Estou cansado de reviver apenas a tua morte, quando a nossa vida foi tão longa e criou-se vasta nas planícies de parreiras. Mas o que resta fazer, quando A Eternidade se aproximou em uma carruagem de fogo e espalhou labaredas como se fossem água? O fim foi maior que o nascimento de Deus. Por isso, estar preso na ausência, na falta, no cheiro do corpo morto, na impotência dos anjos caídos.

Não alcanço o mundo para onde você transferiu os palácios que um dia foram meus. E que contentamento sentia ao caminhar silencioso pelos conhecidos mármores. A arrogância dos sábios, construída no balanço tedioso do amor, flutuava como manto. Alojado na distância do tempo, posso enxergar que a terra é definitiva e a pedreira ocupa seu espaço no esquecimento com consciência e determinação. Luto para não ser mais um vencido pelo tempo, mas é um fracasso bíblico: filho de Jacó, não conseguirei ferir o Anjo, criatura que derrotou muitos outros maiores e melhores do que eu, habituados ao jogo de sedução do ruflar das asas por vezes demoníacas. O tempo é Deus e Deus há muito resolveu abandonar as cadeias limitantes da onipotência. Beberei eu também as águas de um Lethe envelhecido.

Não será o fim porque mesmo após o esquecimento do nome, o maior possível, segundo o poeta, você continuará existindo. Meus escritos não foram pintados na areia dos Tamoios, não foram cantados por Pã, não foram guardados por Jonas no ventre do Grande Peixe. Escrevi com sangue e com sangue vivi minhas verdades. Você se entranhou em mim com a paciência dos fios de Penélope, única metáfora possível, única mulher existente em mim. Assisti emocionado seu trabalho tal qual a Madalena curvou-se perante o Cristo, que era eu, com suas lágrimas e seus perfumes.
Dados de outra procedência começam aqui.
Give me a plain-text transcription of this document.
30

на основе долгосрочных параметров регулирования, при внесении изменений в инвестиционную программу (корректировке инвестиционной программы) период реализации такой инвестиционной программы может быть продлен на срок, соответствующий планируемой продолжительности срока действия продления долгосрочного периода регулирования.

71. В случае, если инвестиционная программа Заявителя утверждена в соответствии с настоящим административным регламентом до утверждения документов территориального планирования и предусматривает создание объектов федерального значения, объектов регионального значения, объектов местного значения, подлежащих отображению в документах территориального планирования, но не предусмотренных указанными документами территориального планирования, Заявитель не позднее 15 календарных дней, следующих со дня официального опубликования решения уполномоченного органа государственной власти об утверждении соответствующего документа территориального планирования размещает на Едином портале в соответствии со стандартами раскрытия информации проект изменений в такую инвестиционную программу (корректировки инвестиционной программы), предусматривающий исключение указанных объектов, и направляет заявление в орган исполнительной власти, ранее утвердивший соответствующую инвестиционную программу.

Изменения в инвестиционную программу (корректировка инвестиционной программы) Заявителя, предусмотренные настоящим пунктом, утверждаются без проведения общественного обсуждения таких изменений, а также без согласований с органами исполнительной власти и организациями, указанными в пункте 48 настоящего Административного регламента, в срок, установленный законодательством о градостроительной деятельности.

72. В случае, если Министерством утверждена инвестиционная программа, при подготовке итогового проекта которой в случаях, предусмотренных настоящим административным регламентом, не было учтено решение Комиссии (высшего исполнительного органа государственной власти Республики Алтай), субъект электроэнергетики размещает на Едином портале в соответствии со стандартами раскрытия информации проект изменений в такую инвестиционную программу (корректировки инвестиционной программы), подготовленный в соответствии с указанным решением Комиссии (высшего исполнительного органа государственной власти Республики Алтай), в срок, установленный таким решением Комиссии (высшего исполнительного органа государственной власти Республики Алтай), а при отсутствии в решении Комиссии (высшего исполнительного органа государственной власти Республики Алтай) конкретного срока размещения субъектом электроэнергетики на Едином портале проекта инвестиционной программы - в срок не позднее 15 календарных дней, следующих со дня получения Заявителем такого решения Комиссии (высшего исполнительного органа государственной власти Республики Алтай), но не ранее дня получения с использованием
A distância agora é maior que nossa história. Meu coração já se acostuma ao cheiro de velho insensível do tempo, o grande algoz que todo amor destrói, até mesmo o Divino. Qual Deus esperará a salvação? Qual Deus tem paciência de encarar a sua própria criação? Qual Deus se submeterá às suas leis? Qual Deus morrerá como supõe o tempo? A solidão dos altares é a nossa resposta.